VeriSign Inc. is hoping to raise the profile of its Internet payments business now that CyberCash, one of its biggest rivals, is mired in bankruptcy proceedings.

Mountain View, Calif.-based VeriSign, a pioneer in digital certificates, got into Internet payments with its December 1999 acquisition of Signio Inc., a business and consumer payments company. Payments now account for a small portion of VeriSign’s revenue, most of which comes from its Web domain name registry.

CyberCash, in Reston, Va., had agreed to be acquired by McLean, Va.-based Network 1 Inc., another Web payments company, but terminated the deal and filed for Chapter 11 bankruptcy protection this month after failing to come up with the money for closing costs, fees to investment bankers, and severance fees for layoffs.

VeriSign says it now sees an opportunity to expand its payments business, even though CyberCash says it will continue to support its customer base of more than 27,500 Internet merchants and 100,000 software users.

“It’s an opportunity for us to market our payment service as a stable offering to customers who are worried about having a stable solution in the future,” said a VeriSign spokesman.

But John H. Karnes, CyberCash’s chief financial officer, said VeriSign won’t have an easy time of it.

VeriSign, he said, “assumes that their services can conveniently be substituted for ours, and for most of our merchants, that just isn’t the case.” He added that the CyberCash brand and the difficulty of converting to another system would “keep someone like VeriSign from pillaging our customers.

VeriSign says it will use revenues from its domain name registry to bolster its payment and other offerings. The registry business accounted for about 60% of the company’s $475 million of revenue in 2000, while payments generated about $4 million, according to Robert Fagin, an Internet infrastructure analyst with Bear, Stearns & Co. in New York.

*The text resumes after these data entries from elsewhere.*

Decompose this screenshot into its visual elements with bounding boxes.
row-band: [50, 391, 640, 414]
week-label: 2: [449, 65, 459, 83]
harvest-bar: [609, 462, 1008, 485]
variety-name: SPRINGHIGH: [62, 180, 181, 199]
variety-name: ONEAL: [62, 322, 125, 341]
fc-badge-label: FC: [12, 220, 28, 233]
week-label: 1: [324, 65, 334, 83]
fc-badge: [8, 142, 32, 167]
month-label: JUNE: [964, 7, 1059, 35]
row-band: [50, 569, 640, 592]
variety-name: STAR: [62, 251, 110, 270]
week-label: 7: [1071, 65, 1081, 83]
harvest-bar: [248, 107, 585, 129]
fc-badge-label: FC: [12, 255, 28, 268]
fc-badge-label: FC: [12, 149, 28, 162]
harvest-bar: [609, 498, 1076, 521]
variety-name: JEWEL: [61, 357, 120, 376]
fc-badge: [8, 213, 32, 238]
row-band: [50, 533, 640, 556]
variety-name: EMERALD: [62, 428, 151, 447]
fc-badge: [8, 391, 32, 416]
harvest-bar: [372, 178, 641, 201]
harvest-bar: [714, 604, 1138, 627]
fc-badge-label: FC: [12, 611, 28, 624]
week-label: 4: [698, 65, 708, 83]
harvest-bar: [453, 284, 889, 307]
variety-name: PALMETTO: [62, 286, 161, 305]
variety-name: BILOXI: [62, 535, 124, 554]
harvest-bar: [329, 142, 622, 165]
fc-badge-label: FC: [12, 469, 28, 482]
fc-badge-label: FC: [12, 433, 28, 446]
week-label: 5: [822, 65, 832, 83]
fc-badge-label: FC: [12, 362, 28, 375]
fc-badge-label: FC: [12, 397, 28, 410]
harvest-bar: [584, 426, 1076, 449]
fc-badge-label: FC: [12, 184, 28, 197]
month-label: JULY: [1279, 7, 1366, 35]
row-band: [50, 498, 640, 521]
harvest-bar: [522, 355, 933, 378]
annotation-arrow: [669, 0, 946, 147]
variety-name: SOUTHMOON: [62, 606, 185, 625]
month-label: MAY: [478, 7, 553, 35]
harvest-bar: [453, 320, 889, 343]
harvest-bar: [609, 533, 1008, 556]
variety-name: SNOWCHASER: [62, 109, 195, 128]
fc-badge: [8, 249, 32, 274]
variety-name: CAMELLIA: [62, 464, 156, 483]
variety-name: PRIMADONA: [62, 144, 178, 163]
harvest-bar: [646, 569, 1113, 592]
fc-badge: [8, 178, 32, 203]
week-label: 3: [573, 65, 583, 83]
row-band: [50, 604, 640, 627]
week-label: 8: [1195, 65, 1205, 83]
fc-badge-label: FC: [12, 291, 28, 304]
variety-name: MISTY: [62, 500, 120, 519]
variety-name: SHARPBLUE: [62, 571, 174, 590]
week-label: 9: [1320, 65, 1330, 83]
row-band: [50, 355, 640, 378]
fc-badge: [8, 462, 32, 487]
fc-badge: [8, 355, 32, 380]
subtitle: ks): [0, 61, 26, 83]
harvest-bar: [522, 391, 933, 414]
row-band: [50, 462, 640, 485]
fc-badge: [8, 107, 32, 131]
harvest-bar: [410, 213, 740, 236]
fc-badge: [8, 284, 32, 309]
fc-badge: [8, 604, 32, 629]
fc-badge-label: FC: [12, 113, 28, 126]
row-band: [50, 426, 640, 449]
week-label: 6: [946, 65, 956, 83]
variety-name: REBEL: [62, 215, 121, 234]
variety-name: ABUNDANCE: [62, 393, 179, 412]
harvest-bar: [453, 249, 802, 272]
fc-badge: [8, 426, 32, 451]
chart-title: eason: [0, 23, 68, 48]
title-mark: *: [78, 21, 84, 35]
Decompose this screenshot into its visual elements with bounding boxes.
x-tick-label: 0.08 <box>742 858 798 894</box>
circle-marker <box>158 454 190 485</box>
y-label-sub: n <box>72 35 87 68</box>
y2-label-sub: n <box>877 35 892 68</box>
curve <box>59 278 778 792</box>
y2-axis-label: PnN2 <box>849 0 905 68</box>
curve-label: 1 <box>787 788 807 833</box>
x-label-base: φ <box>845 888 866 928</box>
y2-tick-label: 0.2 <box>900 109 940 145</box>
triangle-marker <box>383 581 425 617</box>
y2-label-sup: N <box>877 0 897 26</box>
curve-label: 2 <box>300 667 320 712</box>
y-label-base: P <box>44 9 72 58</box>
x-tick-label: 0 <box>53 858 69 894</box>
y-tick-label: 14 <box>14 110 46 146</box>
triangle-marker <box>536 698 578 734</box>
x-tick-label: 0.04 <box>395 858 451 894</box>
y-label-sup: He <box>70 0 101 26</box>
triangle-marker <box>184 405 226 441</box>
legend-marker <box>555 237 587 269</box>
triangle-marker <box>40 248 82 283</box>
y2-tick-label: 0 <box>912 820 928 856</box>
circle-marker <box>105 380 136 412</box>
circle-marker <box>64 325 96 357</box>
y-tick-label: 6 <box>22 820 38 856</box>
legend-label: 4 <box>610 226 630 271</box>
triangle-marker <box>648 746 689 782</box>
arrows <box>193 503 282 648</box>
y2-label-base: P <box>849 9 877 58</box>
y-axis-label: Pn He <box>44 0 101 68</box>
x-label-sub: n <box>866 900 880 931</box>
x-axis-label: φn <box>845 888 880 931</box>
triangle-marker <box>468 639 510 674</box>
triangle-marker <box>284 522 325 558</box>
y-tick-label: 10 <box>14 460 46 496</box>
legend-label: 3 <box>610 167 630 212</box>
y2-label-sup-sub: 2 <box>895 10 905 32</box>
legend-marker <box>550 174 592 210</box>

“We want the customer to understand when they go with VeriSign’s payments group that we are a big company. We are able to draw upon the entire business to support payment services,” the VeriSign spokesman said.

VeriSign’s ability to generate revenue from domain names and to cross-sell its digital certificate and payment services gives it an “enormous advantage,” said Joe Marino, principal analyst at Current Analysis in Sterling, Va.

“The logic of payment services is it’s a commodity,” he said. “Maybe when there’s enough commerce going, you can actually have outsourced payments be self-supporting, but certainly not at this stage of market development.”

VeriSign’s stock closed Friday at $41.63, down 17% from last Friday.

VeriSign will continue to support its growing payments business with “substantial investment,” the spokesman said. It now has 15,100 merchants, 5,000 of which were added in the fourth quarter, and processed $1.3 billion of e-commerce settlements last year.